The people I first engaged with on e-forums over 20 years ago would have been nearer to unanimous in finding this loss of civil liberty (privacy) problematic, but e-forums no longer are the domain of such luddite, reactionary or troglogytic mindsets and instead are now vehicles of ego-projection. Everything is affected by facebook/twitter, hard to escape their influences, which means more integral to a person’s outlook and less an external threat. Facebook is merely a hyper-interactive blog; twitter is emblematic of tl;dr outlooks.
The speed of change is crazy. Hard to say it isn’t what most want, though, from my experience. I think for most people it can’t happen fast enough.
Dmitry Orlov’s latest seems to build on this discussion.

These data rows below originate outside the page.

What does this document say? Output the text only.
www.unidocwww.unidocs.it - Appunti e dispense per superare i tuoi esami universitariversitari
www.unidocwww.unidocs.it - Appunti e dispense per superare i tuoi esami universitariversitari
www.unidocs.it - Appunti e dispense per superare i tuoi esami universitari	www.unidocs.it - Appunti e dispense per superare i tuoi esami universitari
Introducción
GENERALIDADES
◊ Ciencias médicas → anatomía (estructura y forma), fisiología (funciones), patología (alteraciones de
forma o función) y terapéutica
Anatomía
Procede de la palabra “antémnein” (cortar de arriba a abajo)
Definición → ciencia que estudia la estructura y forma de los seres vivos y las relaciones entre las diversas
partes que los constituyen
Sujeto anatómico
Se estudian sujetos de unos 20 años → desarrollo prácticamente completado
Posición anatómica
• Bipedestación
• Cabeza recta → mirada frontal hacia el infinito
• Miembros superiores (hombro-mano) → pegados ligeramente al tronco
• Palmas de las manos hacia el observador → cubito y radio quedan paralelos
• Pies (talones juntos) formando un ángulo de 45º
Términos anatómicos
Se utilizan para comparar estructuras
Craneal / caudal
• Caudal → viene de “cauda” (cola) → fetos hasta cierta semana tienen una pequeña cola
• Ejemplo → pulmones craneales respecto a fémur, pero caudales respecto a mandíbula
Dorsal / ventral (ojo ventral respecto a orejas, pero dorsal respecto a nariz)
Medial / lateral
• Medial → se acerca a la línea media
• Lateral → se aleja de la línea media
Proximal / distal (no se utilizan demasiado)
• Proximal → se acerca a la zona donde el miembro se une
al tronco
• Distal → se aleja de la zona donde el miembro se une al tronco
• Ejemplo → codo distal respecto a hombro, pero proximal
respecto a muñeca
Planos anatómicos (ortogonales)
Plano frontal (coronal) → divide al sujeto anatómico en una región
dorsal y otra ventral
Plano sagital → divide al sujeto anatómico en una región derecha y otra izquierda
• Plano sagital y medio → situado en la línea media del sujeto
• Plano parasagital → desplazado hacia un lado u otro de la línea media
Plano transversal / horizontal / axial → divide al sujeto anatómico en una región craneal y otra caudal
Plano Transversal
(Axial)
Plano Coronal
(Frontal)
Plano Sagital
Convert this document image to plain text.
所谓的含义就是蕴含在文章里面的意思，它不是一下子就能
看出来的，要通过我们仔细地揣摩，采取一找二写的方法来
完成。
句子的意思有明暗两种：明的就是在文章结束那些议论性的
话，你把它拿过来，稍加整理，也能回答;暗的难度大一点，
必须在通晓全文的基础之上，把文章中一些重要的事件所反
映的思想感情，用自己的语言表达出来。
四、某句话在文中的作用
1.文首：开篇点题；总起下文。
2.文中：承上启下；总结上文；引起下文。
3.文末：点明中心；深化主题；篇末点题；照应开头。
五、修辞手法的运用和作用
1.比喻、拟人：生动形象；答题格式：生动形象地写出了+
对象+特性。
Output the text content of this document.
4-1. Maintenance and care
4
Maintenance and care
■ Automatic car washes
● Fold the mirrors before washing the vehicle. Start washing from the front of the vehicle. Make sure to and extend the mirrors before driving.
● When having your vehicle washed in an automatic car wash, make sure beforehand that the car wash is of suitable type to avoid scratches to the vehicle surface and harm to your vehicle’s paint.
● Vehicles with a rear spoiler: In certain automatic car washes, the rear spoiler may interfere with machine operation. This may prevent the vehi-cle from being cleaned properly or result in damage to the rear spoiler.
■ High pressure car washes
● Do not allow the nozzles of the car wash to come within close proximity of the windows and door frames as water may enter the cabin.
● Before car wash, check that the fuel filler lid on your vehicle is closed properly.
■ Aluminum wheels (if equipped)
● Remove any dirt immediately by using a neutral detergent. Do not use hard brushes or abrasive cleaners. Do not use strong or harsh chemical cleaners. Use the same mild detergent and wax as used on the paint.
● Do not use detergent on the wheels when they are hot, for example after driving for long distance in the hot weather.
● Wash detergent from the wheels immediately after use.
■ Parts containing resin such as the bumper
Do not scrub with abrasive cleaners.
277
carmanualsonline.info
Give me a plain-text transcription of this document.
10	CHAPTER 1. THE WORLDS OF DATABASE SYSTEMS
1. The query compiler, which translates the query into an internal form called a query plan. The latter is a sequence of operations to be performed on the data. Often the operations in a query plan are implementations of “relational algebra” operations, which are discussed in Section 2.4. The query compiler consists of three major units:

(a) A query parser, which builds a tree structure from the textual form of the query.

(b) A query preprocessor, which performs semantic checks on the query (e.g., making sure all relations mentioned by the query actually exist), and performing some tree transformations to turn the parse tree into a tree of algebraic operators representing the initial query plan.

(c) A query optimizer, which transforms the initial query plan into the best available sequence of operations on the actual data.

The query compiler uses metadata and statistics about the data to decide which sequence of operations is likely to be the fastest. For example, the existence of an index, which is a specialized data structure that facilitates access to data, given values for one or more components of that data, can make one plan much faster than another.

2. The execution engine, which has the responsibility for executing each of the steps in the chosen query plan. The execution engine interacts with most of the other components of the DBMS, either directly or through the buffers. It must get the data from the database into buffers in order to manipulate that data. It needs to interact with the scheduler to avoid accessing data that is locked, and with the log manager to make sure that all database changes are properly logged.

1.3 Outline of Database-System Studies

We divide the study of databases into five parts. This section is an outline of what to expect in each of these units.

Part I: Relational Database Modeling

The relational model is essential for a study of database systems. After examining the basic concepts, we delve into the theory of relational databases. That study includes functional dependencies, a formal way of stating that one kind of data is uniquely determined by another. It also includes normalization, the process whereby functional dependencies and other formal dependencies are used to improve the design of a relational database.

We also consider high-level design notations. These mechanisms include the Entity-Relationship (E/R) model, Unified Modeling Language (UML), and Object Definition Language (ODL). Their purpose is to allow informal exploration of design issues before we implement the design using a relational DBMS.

http://cluborlov.blogspot.com/2012/05/making-internet-safe-for-anarchy.html
I rather imagine that privacy, in the future will just change somewhat. The physical realm we inhabit would be monitored pretty much in its entirety… but who would want to live there when, in this same boat of godlike technologies, you would have your own presently unthinkable computer capable of generating a personal reality in which you are lord and master of everything. You would exist in a virtual world. what you do there is your business. This is where privacy would exist.
You would really only come out of this world for a handful of reasons I’d expect. And even for those there would very likely be a thousand or so alternatives
But in a virtual world indistinguishable from this one (if you so choose) and i expect most, if not everyone would have such devices.
really what’s happening is, we’re eliminating the need for the physical world.